Hand D
Artists
Hand D painted the remaining historiated initials in the manuscript’s final section (quires 20-27). Those at the end of the volume were damaged by flood in the mid-19th century (fols. 271v, 274v, 281r, 284v), but the preceding images reveal the sophisticated style and painting technique of this artist (fols. 215r, 217v, 220r, 224r). His are the most delicate and expressive figures in the manuscript. His modelling of drapery is the most advanced, with subtle, carefully blended shades and highlights lending unprecedented plasticity to the figures. The blue shading of white fabrics is executed with minute, directional brush strokes (fol. 217v). Hand D may have belonged to the younger generation of Parisian artists who would develop the painterly modelling of drapery to the full by the 1280s and 1290s. Unlike the white flesh tones used by his collaborators, he painted pink flesh. His palette is darker and more saturated; he is the only artist to use a deep purple-grey hue and to outline the white hair of his older characters in blue.
Joachim and Anna, the Virgin’s Nativity (Collects, sermons and lessons for the Nativity of the Virgin)
Joachim and Anna pray for a child in the upper part of the initial S. Below, Anna reclines in bed as the midwives give the newborn Virgin her first bath. The image was painted by Hand D.

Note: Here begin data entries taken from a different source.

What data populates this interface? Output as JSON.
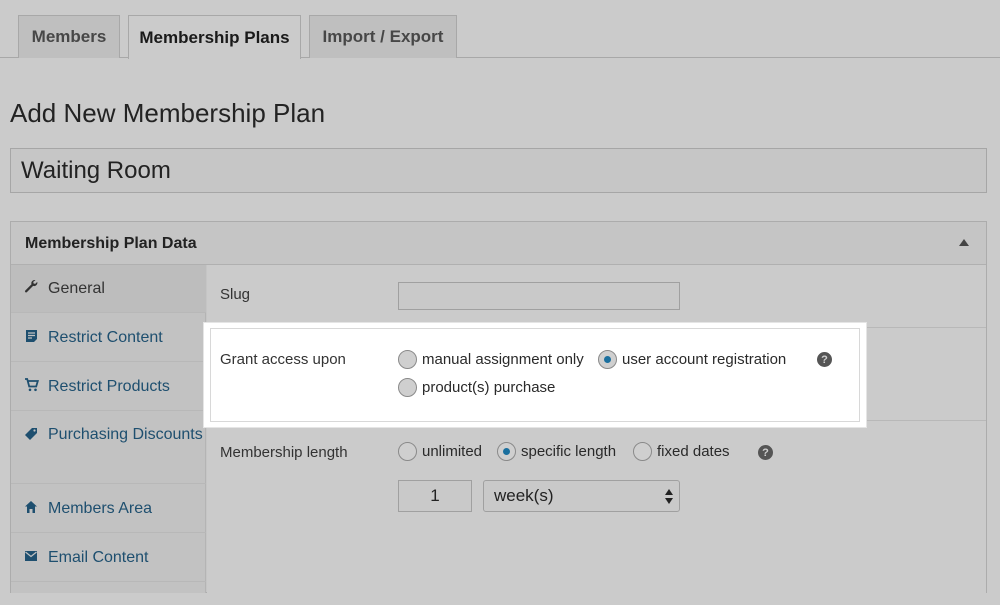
{
  "tabs": [
    {
      "label": "Members"
    },
    {
      "label": "Membership Plans"
    },
    {
      "label": "Import / Export"
    }
  ],
  "page_title": "Add New Membership Plan",
  "plan_name": "Waiting Room",
  "postbox": {
    "title": "Membership Plan Data",
    "toggle_icon": "triangle-up-icon"
  },
  "sidebar": {
    "items": [
      {
        "label": "General",
        "icon": "wrench-icon"
      },
      {
        "label": "Restrict Content",
        "icon": "document-icon"
      },
      {
        "label": "Restrict Products",
        "icon": "cart-icon"
      },
      {
        "label": "Purchasing Discounts",
        "icon": "tag-icon"
      },
      {
        "label": "Members Area",
        "icon": "home-icon"
      },
      {
        "label": "Email Content",
        "icon": "envelope-icon"
      }
    ]
  },
  "general": {
    "slug_label": "Slug",
    "slug_value": "",
    "grant_label": "Grant access upon",
    "grant_options": [
      {
        "label": "manual assignment only",
        "checked": false
      },
      {
        "label": "user account registration",
        "checked": true
      },
      {
        "label": "product(s) purchase",
        "checked": false
      }
    ],
    "length_label": "Membership length",
    "length_options": [
      {
        "label": "unlimited",
        "checked": false
      },
      {
        "label": "specific length",
        "checked": true
      },
      {
        "label": "fixed dates",
        "checked": false
      }
    ],
    "length_amount": "1",
    "length_unit": "week(s)",
    "help_glyph": "?"
  },
  "colors": {
    "link": "#1e4f6f",
    "radio_checked": "#1a6f9e",
    "highlight": "#ffffff"
  }
}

The page suffered water damage during the 19th century. Technical analyses did not identify any modern pigments, but an unusual occurrence may be indicative of partial restoration. The white bed sheets on which Anna lies are shaded in blue with ultramarine (hotspot 1), while the white curtains above are shaded with indigo (hotspot 2) – a difference in modelling technique not observed on any other page.